A criatividade brasileira, sobretudo na esfera pública, transforma qualquer situação adversa em bom negócio, geralmente ilícito. Enquanto milhões de pessoas sofrem os efeitos colaterais do isolamento social provocado pela pandemia de coronavírus, não faltam espertalhões para desviar o dinheiro que deveria ser destinado à saúde para salvar vidas. Em vários estados, incluindo São Paulo, Rio de Janeiro e Amazonas, os Tribunais de Contas investigam a compra superfaturada de respiradores e equipamentos de proteção individual, os chamados EPIs.
Como a situação exige muita rapidez, estas aquisições são feitas sem licitação. Nestes casos, é mais fácil procurar fornecedores e combinar o valor do produto, acrescido de uma comissão – nem sempre pequena – para o agente responsável pelo processo ou o político que tem o poder de pagar a conta. Assim, o dinheiro para 100 unidades, por exemplo, compra apenas 70 ou menos e o recurso que poderia ajudar a manter nossos pais vivos é drenado para o bolso dos criminosos. É a corrupção ajudando a matar. Infelizmente, esta prática está no DNA da nação e já se manifestou em outros momentos tão graves quanto este da nossa história.
Em 1903, o Rio de Janeiro era uma cidade extremamente suja, com problemas de habitação, falta de saneamento e muitas doenças. Entre elas, a peste bubônica, transmitida pela pulga dos ratos, que fazia vítimas todos os dias. Na época, o presidente Rodrigues Alves nomeou o médico infectologista Oswaldo Cruz para um cargo que hoje equivaleria ao de ministro da Saúde.
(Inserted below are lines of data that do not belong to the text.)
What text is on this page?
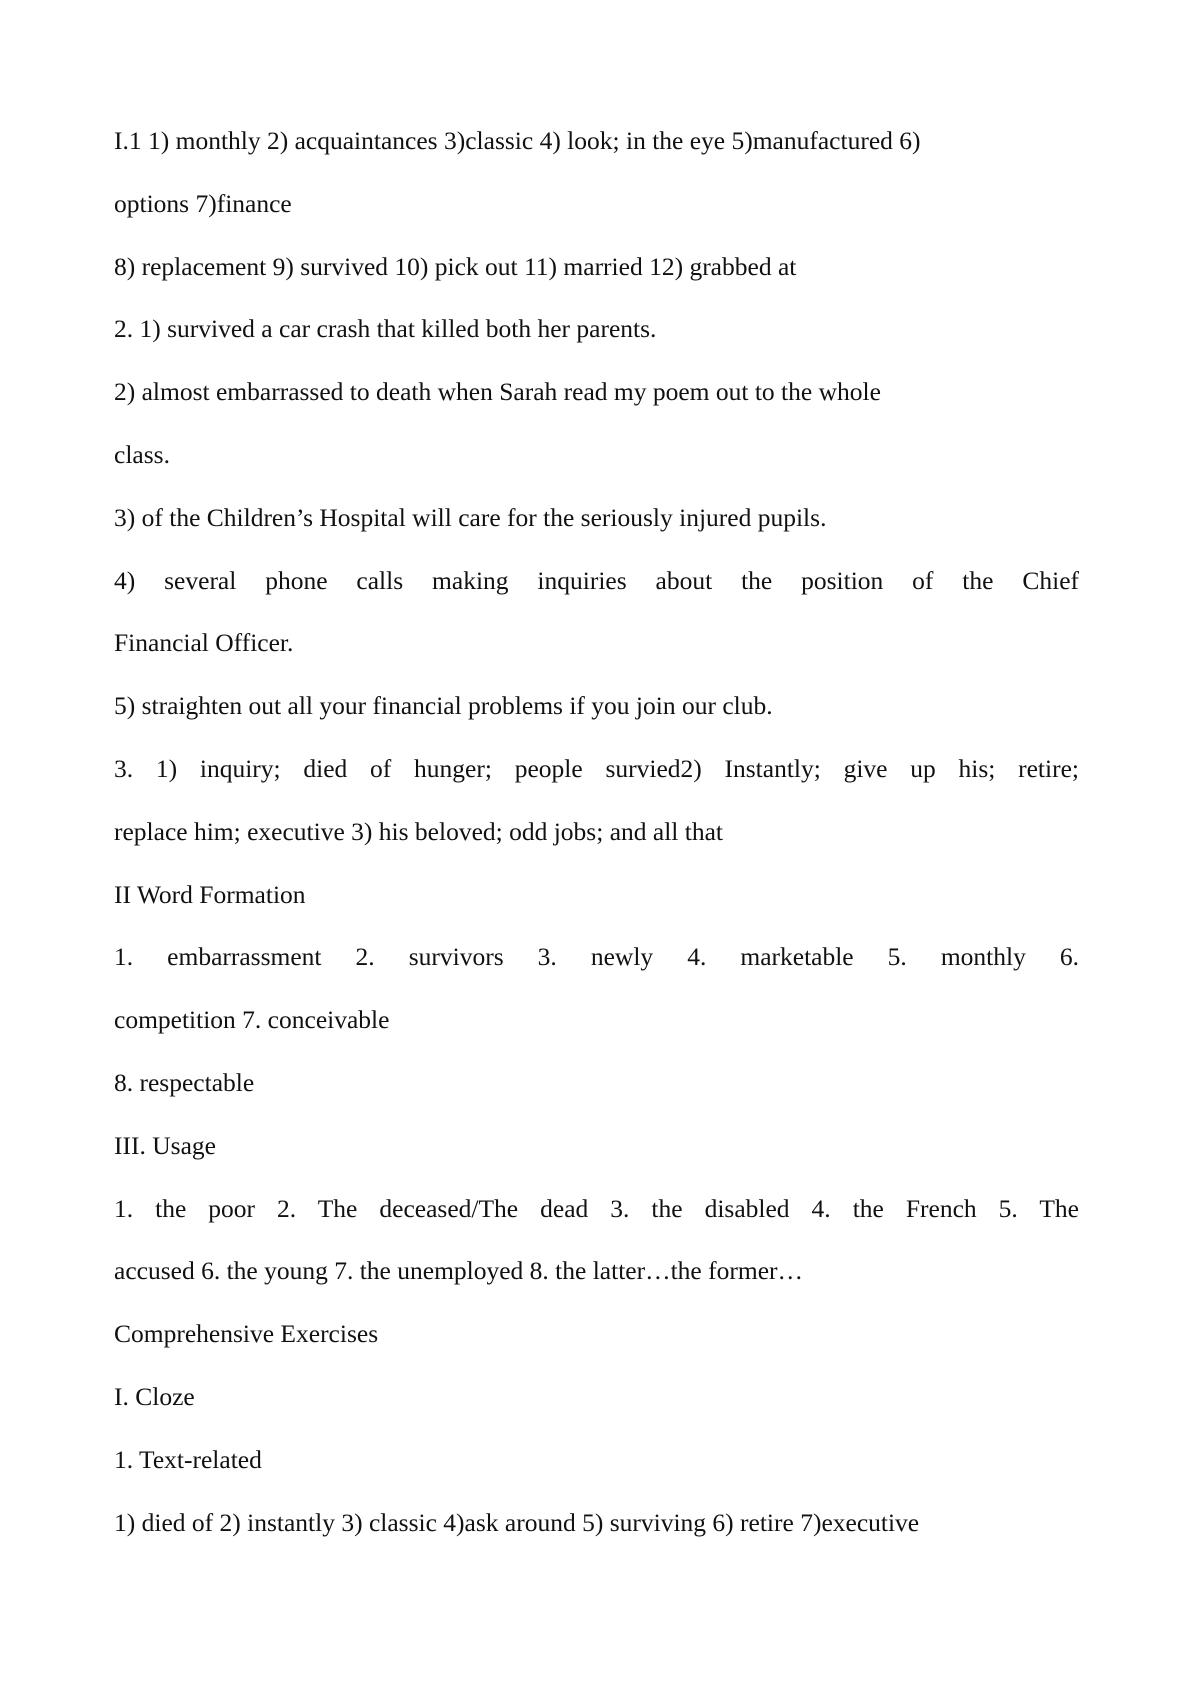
I.1 1) monthly 2) acquaintances 3)classic 4) look; in the eye 5)manufactured 6)
options 7)finance
8) replacement 9) survived 10) pick out 11) married 12) grabbed at
2. 1) survived a car crash that killed both her parents.
2) almost embarrassed to death when Sarah read my poem out to the whole
class.
3) of the Children’s Hospital will care for the seriously injured pupils.
4) several phone calls making inquiries about the position of the Chief
Financial Officer.
5) straighten out all your financial problems if you join our club.
3. 1) inquiry; died of hunger; people survied2) Instantly; give up his; retire;
replace him; executive 3) his beloved; odd jobs; and all that
II Word Formation
1. embarrassment 2. survivors 3. newly 4. marketable 5. monthly 6.
competition 7. conceivable
8. respectable
III. Usage
1. the poor 2. The deceased/The dead 3. the disabled 4. the French 5. The
accused 6. the young 7. the unemployed 8. the latter…the former…
Comprehensive Exercises
I. Cloze
1. Text-related
1) died of 2) instantly 3) classic 4)ask around 5) surviving 6) retire 7)executive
Sua primeira missão era impedir que a população da então capital brasileira fosse dizimada, como já havia ocorrido na Europa em várias ondas da mesma moléstia, conhecida também como Peste Negra, nos séculos anteriores.
Cruz sabia que o correto era “limpar” a cidade para afastar a doença, mas esse processo seria demorado demais e a situação exigia pressa. Então ele tomou uma decisão arrojada: acabar com os ratos. Em todos os bairros, contratou “caçadores”, que eram obrigados a entregar, vivos ou mortos, 150 roedores por mês para receberem seus salários. Atingida a meta, para cada “cadáver” extra, o governo pagava mais 300 Réis, a moeda da época. Tentei atualizar o valor, mas não consegui. Imagino que, hoje, seria o equivalente a uns R$ 2,00.
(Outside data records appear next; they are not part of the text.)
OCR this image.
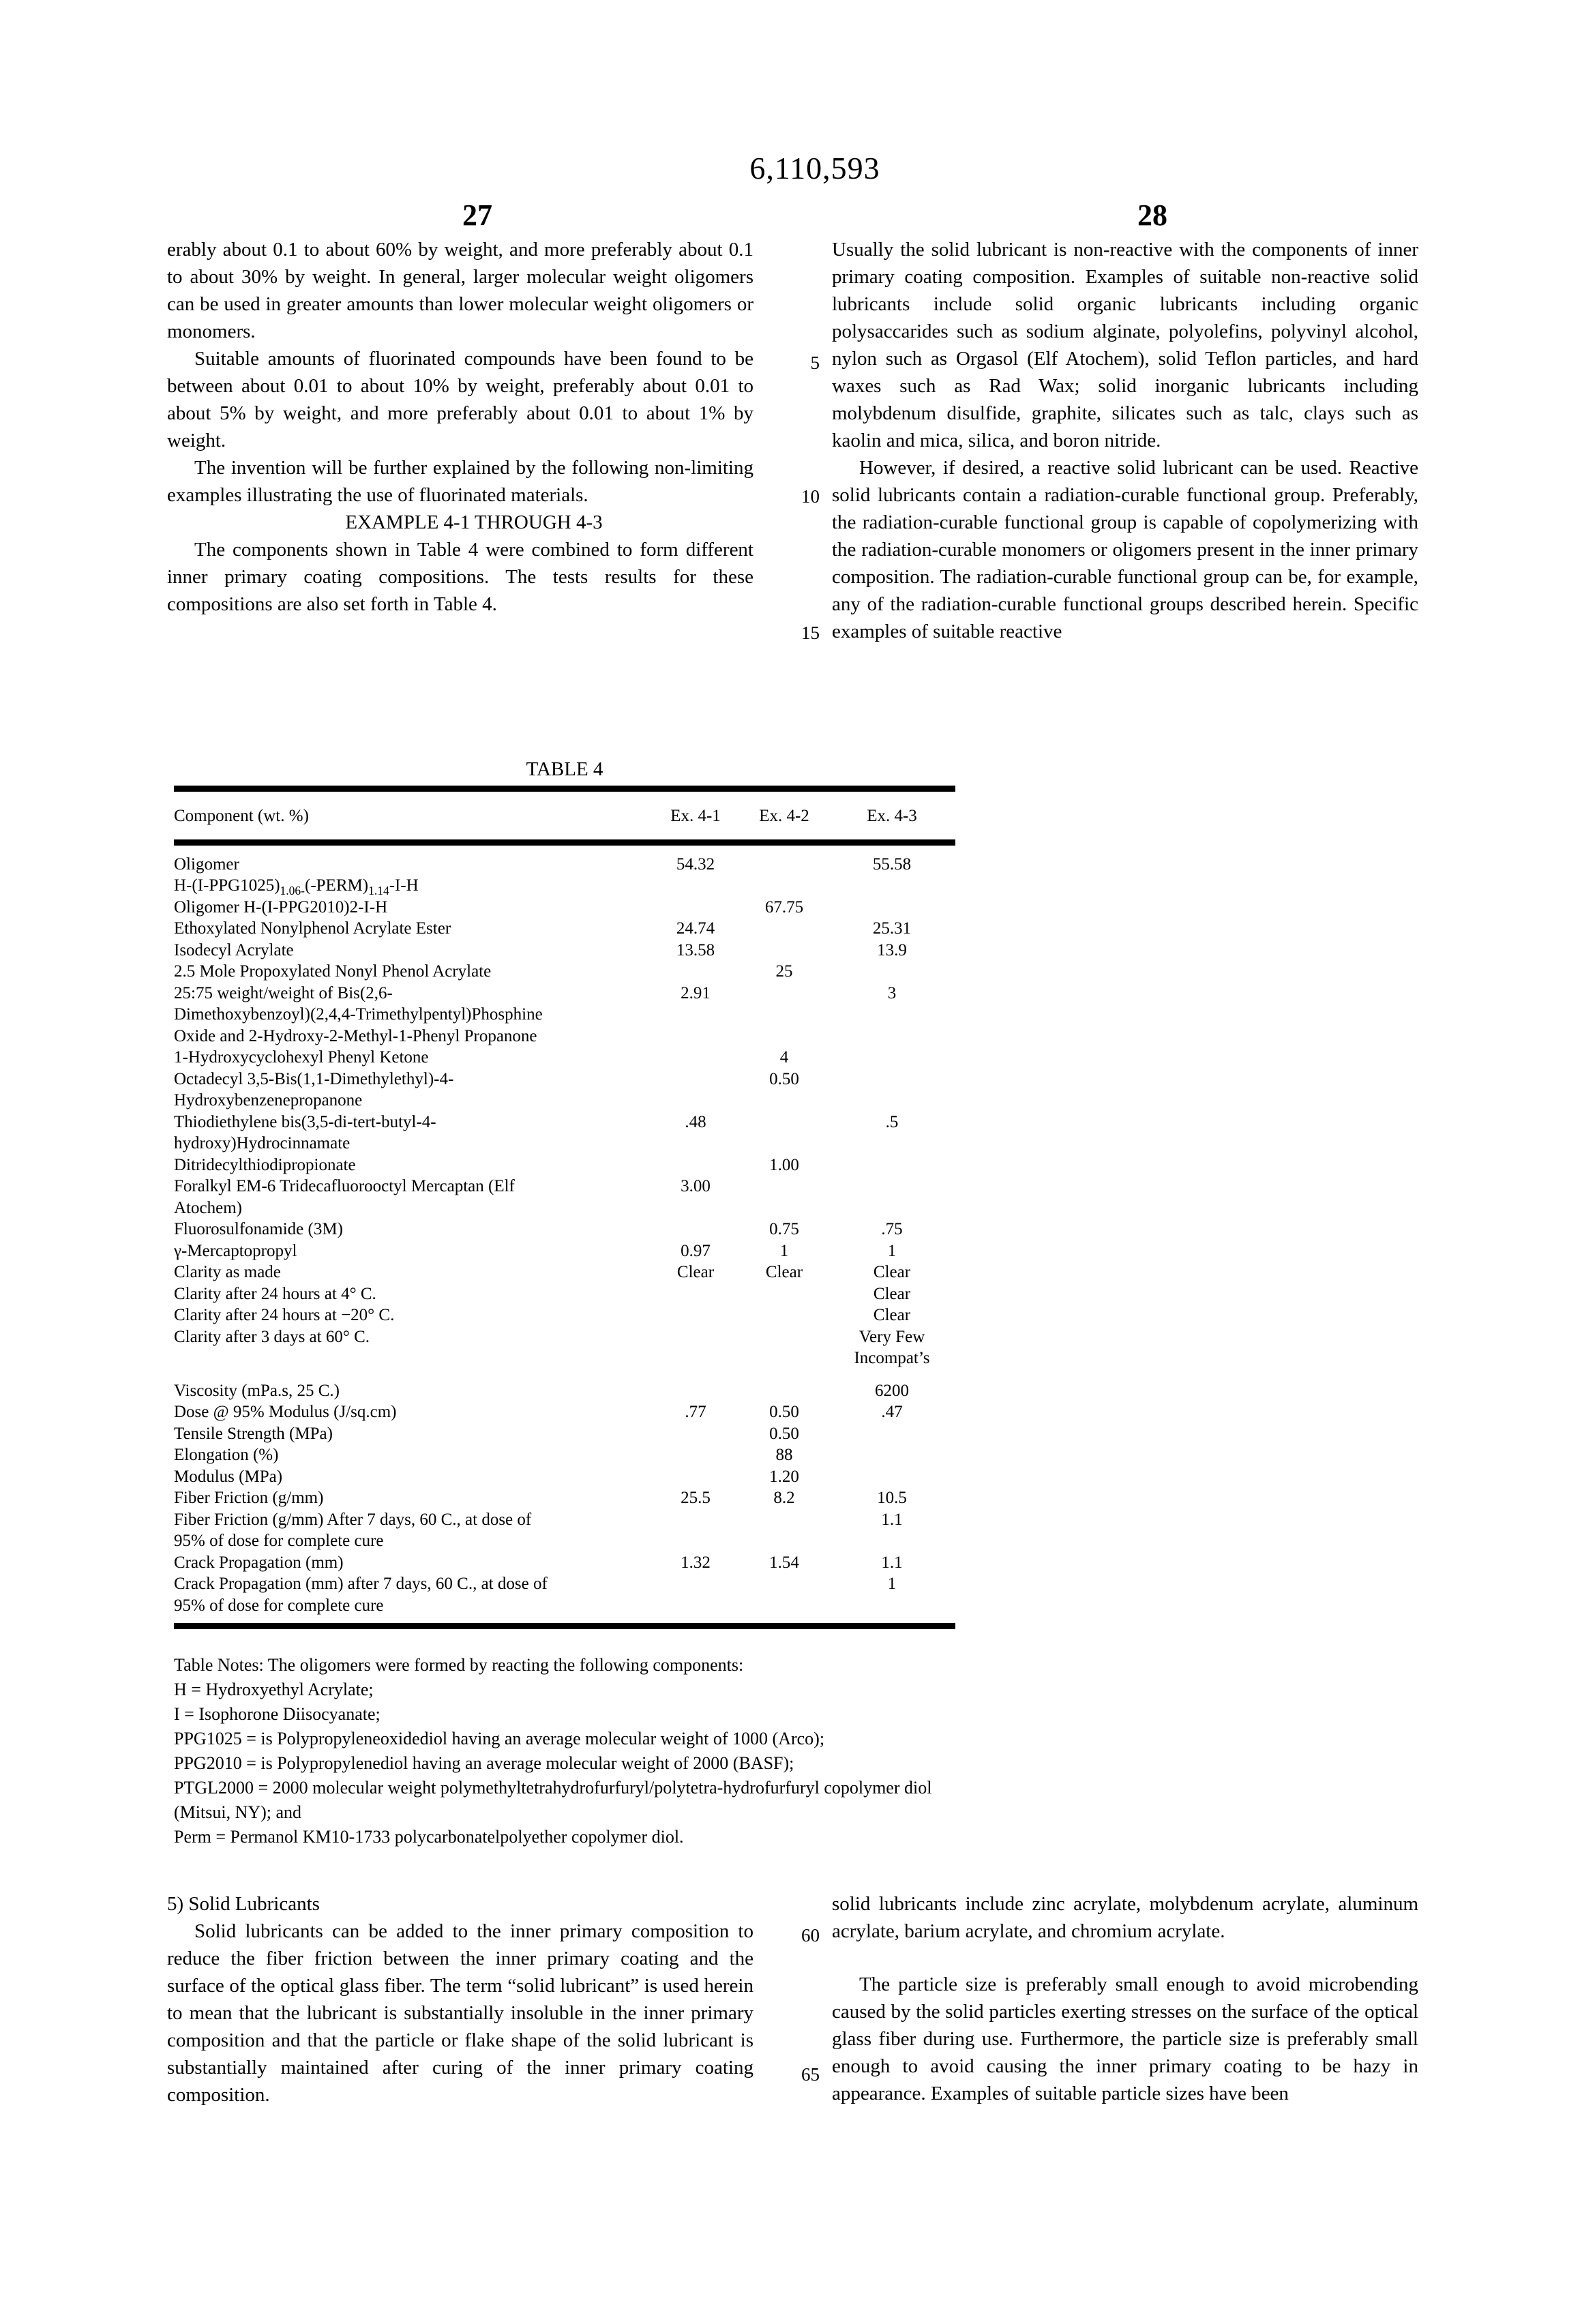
6,110,593
27	28

erably about 0.1 to about 60% by weight, and more preferably about 0.1 to about 30% by weight. In general, larger molecular weight oligomers can be used in greater amounts than lower molecular weight oligomers or monomers.

Suitable amounts of fluorinated compounds have been found to be between about 0.01 to about 10% by weight, preferably about 0.01 to about 5% by weight, and more preferably about 0.01 to about 1% by weight.

The invention will be further explained by the following non-limiting examples illustrating the use of fluorinated materials.

EXAMPLE 4-1 THROUGH 4-3

The components shown in Table 4 were combined to form different inner primary coating compositions. The tests results for these compositions are also set forth in Table 4.

Usually the solid lubricant is non-reactive with the components of inner primary coating composition. Examples of suitable non-reactive solid lubricants include solid organic lubricants including organic polysaccarides such as sodium alginate, polyolefins, polyvinyl alcohol, nylon such as Orgasol (Elf Atochem), solid Teflon particles, and hard waxes such as Rad Wax; solid inorganic lubricants including molybdenum disulfide, graphite, silicates such as talc, clays such as kaolin and mica, silica, and boron nitride.

However, if desired, a reactive solid lubricant can be used. Reactive solid lubricants contain a radiation-curable functional group. Preferably, the radiation-curable functional group is capable of copolymerizing with the radiation-curable monomers or oligomers present in the inner primary composition. The radiation-curable functional group can be, for example, any of the radiation-curable functional groups described herein. Specific examples of suitable reactive

5
10
15
60
65
TABLE 4
Component (wt. %)	Ex. 4-1	Ex. 4-2	Ex. 4-3
Oligomer
$H-(I-PPG1025)_{1.06-}(-PERM)_{1.14}-I-H$	54.32		55.58
Oligomer H-(I-PPG2010)2-I-H		67.75	
Ethoxylated Nonylphenol Acrylate Ester	24.74		25.31
Isodecyl Acrylate	13.58		13.9
2.5 Mole Propoxylated Nonyl Phenol Acrylate		25	
25:75 weight/weight of Bis(2,6-
Dimethoxybenzoyl)(2,4,4-Trimethylpentyl)Phosphine
Oxide and 2-Hydroxy-2-Methyl-1-Phenyl Propanone	2.91		3
1-Hydroxycyclohexyl Phenyl Ketone		4	
Octadecyl 3,5-Bis(1,1-Dimethylethyl)-4-
Hydroxybenzenepropanone		0.50	
Thiodiethylene bis(3,5-di-tert-butyl-4-
hydroxy)Hydrocinnamate	.48		.5
Ditridecylthiodipropionate		1.00	
Foralkyl EM-6 Tridecafluorooctyl Mercaptan (Elf
Atochem)	3.00		
Fluorosulfonamide (3M)		0.75	.75
γ-Mercaptopropyl	0.97	1	1
Clarity as made	Clear	Clear	Clear
Clarity after 24 hours at 4° C.			Clear
Clarity after 24 hours at −20° C.			Clear
Clarity after 3 days at 60° C.			Very Few
Incompat’s
Viscosity (mPa.s, 25 C.)			6200
Dose @ 95% Modulus (J/sq.cm)	.77	0.50	.47
Tensile Strength (MPa)		0.50	
Elongation (%)		88	
Modulus (MPa)		1.20	
Fiber Friction (g/mm)	25.5	8.2	10.5
Fiber Friction (g/mm) After 7 days, 60 C., at dose of
95% of dose for complete cure			1.1
Crack Propagation (mm)	1.32	1.54	1.1
Crack Propagation (mm) after 7 days, 60 C., at dose of
95% of dose for complete cure			1
Table Notes: The oligomers were formed by reacting the following components:
H = Hydroxyethyl Acrylate;
I = Isophorone Diisocyanate;
PPG1025 = is Polypropyleneoxidediol having an average molecular weight of 1000 (Arco);
PPG2010 = is Polypropylenediol having an average molecular weight of 2000 (BASF);
PTGL2000 = 2000 molecular weight polymethyltetrahydrofurfuryl/polytetra-hydrofurfuryl copolymer diol (Mitsui, NY); and
Perm = Permanol KM10-1733 polycarbonatelpolyether copolymer diol.

5) Solid Lubricants

Solid lubricants can be added to the inner primary composition to reduce the fiber friction between the inner primary coating and the surface of the optical glass fiber. The term “solid lubricant” is used herein to mean that the lubricant is substantially insoluble in the inner primary composition and that the particle or flake shape of the solid lubricant is substantially maintained after curing of the inner primary coating composition.

solid lubricants include zinc acrylate, molybdenum acrylate, aluminum acrylate, barium acrylate, and chromium acrylate.

The particle size is preferably small enough to avoid microbending caused by the solid particles exerting stresses on the surface of the optical glass fiber during use. Furthermore, the particle size is preferably small enough to avoid causing the inner primary coating to be hazy in appearance. Examples of suitable particle sizes have been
Em poucas semanas, a caçada virou um lucrativo negócio. Os encarregados pela desinfestação começaram a comprar roedores. Pagavam a metade do valor que recebiam aos “fornecedores” e engordavam seus ganhos rapidamente. Alguns montaram criatórios, multiplicando os ratos em cativeiro para depois vendê-los ao governo. Até de outras cidades eram “importados”. Mais de 1,5 milhão de animais foram incinerados até o fim da campanha. A peste foi contida e deu tempo ao governo para a adoção de outras medidas sanitárias mais duradoras. Obviamente, algumas pessoas ganharam muito dinheiro e o golpe virou marchinha de Carnaval.
A constatação de que nosso país sempre foi muito mais gentil com os espertos do que com os honestos é desanimadora. Saber que tem gente embolsando o dinheiro que falta nos hospitais produz um misto de revolta e desesperança. Os “ratos” agora usam terno e gravata, gostam de vinhos finos e de pratos elaborados, mas continuam espalhando a morte. Não podemos perder a fé em dias melhores, mas a história se repete como uma espiral sem fim e tende a despertar nossos monstros. As consequências são imprevisíveis, mas uma coisa é certa: ou os corruptos são presos e realmente ficam na cadeia mais do que alguns dias ou meses, ou a sociedade “acabará” com eles. Da pior forma: atropelando leis e tribunais.